Engagiert, doch limitiert

Trotz offensichtlicher Bemühungen und etlichen Torchancen vor Bundesliga-reifer Kulisse: Der 1. FC Kaiserslautern schlittert weiter in die Krise. Beim 0:1 (0:0) gegen den VfB Stuttgart blieben die "Roten Teufel" vor 45 761 Zuschauern zum dritten Mal in Folge ohne eigenen Treffer im eigenen Haus. Die "Rote Laterne" hängt weiter auf dem Betzenberg.

Kaiserslautern. Der eine vier Mal (Kaiserslautern), der andere fünf Mal (Stuttgart) deutscher Meister: Es war die von den Namen her klangvollste Paarung des deutschen Fußball-Unterhauses am Samstag im Fritz-Walter-Stadion. Doch beide Vereine haben derzeit andere Sorgen, als sich im Glanz der wenigen verbliebenen Sonnenstrahlen vergangener Herrlichkeiten noch ein wenig zu vergnügen.
Vor allem in der Pfalz "brennt" bereits nach fünf von 34 Spieltagen der Baum: Tabellenletzter, zwei Punkte, ein einziges mageres Törchen in 450 Minuten. Die neue Mannschaft eines Vereins mit neuem Führungspersonal und neuem Trainer sowie neuen Spielern, die aus den verschiedensten Gründen noch nicht einsatzfähig sind, braucht derzeit das, was sie nicht bekommen kann: Zeit.

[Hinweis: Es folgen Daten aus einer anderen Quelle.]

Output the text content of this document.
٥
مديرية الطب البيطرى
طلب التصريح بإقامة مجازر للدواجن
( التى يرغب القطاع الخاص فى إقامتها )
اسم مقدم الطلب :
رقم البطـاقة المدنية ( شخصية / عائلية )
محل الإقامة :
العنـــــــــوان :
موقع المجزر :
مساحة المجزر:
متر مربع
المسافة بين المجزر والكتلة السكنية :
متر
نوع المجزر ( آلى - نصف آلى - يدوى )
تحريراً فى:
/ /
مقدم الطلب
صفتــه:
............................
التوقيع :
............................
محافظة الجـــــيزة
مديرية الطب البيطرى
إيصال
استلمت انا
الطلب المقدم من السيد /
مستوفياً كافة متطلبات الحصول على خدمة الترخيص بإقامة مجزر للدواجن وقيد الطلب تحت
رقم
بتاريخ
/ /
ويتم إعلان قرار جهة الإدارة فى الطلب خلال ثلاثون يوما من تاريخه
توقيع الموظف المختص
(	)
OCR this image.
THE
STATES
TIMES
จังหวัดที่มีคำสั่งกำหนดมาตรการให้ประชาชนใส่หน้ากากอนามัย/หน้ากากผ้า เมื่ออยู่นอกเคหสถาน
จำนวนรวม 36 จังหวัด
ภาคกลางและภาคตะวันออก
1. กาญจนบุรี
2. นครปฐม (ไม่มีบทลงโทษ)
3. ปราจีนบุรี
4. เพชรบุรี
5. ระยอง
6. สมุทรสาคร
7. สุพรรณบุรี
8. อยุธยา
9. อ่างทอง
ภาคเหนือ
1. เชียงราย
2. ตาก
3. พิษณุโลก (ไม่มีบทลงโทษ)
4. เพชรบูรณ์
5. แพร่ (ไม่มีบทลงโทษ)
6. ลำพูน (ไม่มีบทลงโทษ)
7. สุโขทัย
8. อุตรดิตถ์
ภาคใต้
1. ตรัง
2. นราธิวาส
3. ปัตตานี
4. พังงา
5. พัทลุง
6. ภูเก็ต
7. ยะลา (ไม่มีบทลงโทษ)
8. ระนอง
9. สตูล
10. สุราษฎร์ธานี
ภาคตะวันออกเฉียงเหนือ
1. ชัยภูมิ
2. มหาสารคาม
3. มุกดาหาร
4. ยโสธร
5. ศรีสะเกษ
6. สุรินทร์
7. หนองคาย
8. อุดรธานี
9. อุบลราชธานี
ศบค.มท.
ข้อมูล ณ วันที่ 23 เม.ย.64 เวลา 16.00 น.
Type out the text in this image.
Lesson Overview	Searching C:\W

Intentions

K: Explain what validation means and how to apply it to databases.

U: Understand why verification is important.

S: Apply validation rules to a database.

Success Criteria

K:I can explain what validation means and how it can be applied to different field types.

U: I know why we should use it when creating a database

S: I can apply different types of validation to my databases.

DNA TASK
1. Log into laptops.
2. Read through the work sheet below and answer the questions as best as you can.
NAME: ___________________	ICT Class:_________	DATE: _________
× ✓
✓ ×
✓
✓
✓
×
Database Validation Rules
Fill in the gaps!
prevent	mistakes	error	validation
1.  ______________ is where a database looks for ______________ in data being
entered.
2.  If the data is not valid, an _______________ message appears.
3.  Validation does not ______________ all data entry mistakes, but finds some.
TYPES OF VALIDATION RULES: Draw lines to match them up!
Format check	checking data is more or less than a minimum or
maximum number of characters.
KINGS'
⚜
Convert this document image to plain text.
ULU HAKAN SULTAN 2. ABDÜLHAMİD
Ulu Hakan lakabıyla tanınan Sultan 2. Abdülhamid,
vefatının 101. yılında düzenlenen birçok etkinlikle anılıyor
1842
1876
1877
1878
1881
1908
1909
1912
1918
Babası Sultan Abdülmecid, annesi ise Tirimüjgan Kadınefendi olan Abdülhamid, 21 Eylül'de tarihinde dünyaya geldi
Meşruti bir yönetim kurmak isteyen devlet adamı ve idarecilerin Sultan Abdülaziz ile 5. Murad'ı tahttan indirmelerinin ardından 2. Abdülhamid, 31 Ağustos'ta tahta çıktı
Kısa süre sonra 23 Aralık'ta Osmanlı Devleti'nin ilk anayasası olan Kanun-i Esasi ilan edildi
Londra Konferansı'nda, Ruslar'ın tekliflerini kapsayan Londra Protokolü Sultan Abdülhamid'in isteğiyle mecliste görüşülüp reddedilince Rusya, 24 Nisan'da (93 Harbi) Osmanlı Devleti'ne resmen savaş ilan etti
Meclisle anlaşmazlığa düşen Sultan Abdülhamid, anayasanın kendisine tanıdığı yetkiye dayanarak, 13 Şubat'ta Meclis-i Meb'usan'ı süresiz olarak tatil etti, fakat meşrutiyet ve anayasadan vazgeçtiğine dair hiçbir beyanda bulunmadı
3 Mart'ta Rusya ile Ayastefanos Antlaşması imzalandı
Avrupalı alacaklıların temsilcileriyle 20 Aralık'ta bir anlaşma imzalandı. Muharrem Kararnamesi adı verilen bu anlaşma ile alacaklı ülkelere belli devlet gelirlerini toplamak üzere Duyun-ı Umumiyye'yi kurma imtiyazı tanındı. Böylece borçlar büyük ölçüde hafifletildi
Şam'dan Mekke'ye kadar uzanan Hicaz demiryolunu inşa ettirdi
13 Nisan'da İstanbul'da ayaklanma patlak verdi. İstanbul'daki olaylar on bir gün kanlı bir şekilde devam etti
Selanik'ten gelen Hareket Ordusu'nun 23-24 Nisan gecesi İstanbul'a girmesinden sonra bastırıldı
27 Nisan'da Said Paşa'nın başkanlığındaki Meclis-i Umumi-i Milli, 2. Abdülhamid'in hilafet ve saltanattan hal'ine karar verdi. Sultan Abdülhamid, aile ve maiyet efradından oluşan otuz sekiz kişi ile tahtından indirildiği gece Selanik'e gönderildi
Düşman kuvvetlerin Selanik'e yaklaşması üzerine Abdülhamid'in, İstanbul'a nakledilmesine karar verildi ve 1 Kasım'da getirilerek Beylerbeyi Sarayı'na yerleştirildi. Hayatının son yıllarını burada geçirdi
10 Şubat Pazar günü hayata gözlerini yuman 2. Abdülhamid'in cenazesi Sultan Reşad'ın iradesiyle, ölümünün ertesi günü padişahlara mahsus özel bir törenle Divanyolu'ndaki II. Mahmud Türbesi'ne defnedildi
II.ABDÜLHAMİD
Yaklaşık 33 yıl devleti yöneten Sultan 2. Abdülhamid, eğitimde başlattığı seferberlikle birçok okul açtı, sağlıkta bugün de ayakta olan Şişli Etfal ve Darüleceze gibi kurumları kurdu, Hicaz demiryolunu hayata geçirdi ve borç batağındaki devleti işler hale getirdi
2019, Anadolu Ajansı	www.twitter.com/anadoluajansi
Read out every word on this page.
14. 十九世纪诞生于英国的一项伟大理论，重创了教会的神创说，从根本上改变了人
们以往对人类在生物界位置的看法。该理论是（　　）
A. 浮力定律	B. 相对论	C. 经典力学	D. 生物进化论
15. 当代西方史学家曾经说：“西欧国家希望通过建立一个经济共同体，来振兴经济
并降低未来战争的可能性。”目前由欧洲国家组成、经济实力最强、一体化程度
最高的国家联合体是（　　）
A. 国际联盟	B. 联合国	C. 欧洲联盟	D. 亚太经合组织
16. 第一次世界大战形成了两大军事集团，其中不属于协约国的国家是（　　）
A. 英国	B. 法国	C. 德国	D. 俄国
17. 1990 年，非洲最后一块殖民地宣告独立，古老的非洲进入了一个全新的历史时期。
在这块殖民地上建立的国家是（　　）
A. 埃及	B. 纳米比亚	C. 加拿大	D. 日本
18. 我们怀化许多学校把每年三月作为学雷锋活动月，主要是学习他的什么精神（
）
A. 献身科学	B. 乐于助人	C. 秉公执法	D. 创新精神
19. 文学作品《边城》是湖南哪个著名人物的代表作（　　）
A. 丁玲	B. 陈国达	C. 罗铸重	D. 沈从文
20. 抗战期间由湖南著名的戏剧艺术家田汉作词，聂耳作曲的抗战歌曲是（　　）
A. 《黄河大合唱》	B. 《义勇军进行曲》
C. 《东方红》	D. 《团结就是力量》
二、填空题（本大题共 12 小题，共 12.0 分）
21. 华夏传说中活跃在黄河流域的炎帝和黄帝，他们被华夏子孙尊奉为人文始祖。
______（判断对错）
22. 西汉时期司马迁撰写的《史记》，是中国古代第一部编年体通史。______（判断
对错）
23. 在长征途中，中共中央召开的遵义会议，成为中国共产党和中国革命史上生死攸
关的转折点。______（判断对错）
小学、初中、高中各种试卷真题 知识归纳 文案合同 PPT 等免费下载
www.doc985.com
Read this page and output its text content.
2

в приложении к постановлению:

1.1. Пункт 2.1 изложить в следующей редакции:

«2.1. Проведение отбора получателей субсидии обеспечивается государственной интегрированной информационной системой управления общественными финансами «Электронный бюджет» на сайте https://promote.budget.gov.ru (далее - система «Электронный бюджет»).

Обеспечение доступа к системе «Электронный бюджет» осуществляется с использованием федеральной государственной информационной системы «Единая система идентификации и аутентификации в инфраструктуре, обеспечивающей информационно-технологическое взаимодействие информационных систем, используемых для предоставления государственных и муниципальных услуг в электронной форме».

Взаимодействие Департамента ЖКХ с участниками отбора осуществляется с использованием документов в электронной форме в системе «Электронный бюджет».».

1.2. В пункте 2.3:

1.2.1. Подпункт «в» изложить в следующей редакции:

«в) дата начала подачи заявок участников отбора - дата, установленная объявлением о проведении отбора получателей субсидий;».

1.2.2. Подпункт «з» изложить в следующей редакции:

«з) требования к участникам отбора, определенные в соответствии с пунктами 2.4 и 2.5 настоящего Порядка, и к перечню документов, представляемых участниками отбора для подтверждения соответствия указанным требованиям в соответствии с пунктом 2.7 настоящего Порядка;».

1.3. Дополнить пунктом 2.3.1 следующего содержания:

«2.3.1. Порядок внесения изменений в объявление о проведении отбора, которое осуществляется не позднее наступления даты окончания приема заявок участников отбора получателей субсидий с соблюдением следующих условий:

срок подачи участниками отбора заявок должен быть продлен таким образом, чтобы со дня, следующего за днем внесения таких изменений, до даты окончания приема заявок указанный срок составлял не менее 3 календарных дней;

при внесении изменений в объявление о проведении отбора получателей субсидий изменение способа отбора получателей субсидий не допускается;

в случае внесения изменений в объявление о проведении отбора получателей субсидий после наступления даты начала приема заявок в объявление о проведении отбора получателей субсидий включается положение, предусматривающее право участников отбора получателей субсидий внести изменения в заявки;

"Wir werden jetzt nicht anfangen, an irgendetwas zu zweifeln. Wenn wir über die Grundtugenden reden, die hier am Betzenberg gefordert werden, hat die Mannschaft heute alles reingehauen", versuchte der bisher glück- und sieglose Trainer Tayfun Korkut, das Bemühen seiner Spieler ins rechte Licht zu rücken. Fakt ist: Kaiserslautern ist derzeit vor allem im Abschluss nicht zweitliga-tauglich. "Ich weiß, dass ich den reinmachen muss. Dann läuft das ganze Spiel anders", gab sich die Leverkusener Leihgabe Marlon Frey nach seiner "vergeigten" Großchance nach nur drei Minuten zerknirscht. Und Lukas Görtler, an der Seite von Osayamen Osawe als zweite Spitze aufgeboten, haderte ebenfalls mit dem Schicksal. "Das einzig Gute ist, dass es am Mittwoch schon wieder weitergeht. Da haben wir die nächste Möglichkeit, unsere Lage zu verbessern", versuchte der als offensiver Linksverteidiger aufgebotene Marcel Gaus mit verhaltenem Optimismus vorauszublicken. Gegen den furios in die Saison gestarteten Aufsteiger Dynamo Dresden, der derzeit noch von einer Welle der Euphorie getragen wird, soll dann endlich das von allen Seiten beschworene Erfolgserlebnis her.
Ob dabei Kapitän Daniel Halfar wieder mit von der Partie sein wird, steht noch nicht fest: Lauterns Ideengeber und kämpferisches Vorbild musste nach 27 Minuten wegen muskulärer Probleme das Feld vorzeitig verlassen. "Wir werden sehen, was geht bei Daniel bis Mittwoch", hofft sein Coach, dass nicht die nächste Dauer-Baustelle geschlossen werden muss.